John Holmes: Everyone is very conscious of the corruption problem and the transparency issues that are there. Various mechanisms have been put in place to make sure the money is being tracked and therefore it's gone to where it's supposed to go to. There's a committee of Haitian civil society which is supervising this, and of course the international community is worried about this too. The only thing I would say is, if you obsess about this point too much, you finish up where we started in Haiti, which is bypassing the government, disempowering them, condemning Haiti to being dysfunctional for good. So you probably have to take some risks that some money will go missing, but you have to go through the government and not try and leave them out.

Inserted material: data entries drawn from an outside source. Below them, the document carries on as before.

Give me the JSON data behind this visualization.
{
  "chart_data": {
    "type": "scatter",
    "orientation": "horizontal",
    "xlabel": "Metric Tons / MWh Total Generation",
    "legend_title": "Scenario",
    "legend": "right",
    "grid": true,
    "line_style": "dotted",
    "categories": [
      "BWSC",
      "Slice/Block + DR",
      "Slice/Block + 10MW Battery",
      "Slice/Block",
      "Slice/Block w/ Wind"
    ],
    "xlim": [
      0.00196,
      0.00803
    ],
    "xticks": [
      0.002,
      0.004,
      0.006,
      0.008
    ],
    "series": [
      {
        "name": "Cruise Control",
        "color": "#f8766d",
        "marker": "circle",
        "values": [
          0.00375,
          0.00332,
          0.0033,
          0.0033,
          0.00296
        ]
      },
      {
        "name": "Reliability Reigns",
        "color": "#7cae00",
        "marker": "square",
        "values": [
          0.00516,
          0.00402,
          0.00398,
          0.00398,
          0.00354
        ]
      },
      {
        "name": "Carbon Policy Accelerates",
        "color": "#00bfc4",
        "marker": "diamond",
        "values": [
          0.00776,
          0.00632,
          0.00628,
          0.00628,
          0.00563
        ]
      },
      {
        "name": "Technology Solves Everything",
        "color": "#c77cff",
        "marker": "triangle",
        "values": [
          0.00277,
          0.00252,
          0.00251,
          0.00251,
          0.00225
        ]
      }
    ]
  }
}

# on working with the military

John Holmes: There's a more general point about the military actors particularly in natural disaster situations ... there's no point having our heads in the sand about this. They are there, they will be there for most natural disasters. They will be very important actors, so we need to get on with them. We need to have the civil-military coordination structure set up ... in advance and not try to improvise on the ground because it gets too difficult.

# on flaws in assessing survivors' needs

Ross Mountain: The needs assessment (is) extremely artisanal at the present time ... there's got to be a better way of getting a clearer take on this. If military people can read the licence plate on your car, how is it we can't know rather better what the extent of damage is without saying 'what do you think?'. This is a major weakness in our system.

Linda Poteat: The needs assessment issue is a big one. This is something where we have to discipline ourselves because when you have all the sectoral folks wanting to do one assessment together, everyone has 10 questions they want to ask. So you end up having 80 to 100 questions, which is almost impossible for the statisticians to compress.

# on the likelihood of more 'mega-disasters'

Ross Mountain: We're likely in the natural disaster area to confront more and more of these kinds of disasters ... Indisputably, it has been - be it Haiti, be it Pakistan now - beyond the effective equipment of the international community to deal with. We have not got the tools, the horses, the approaches to do it. We really need to, if we're looking ahead to the future, see how we can deal with this. Are we ever going to be able to manage this?

# on the challenge of working in urban areas

Linda Poteat: We do not know how to do urban disasters. All of us were trained in rural response. We have particular challenges in an urban situation with water and sanitation - you just can't dig up a latrine in the middle of the city. We're used to camps that are delimited, where you set up your own security. In a city you can't really do that. People were settling in open spaces. A lot of the NGOs were really nervous about taking on the camp management responsibility because they couldn't secure those spaces.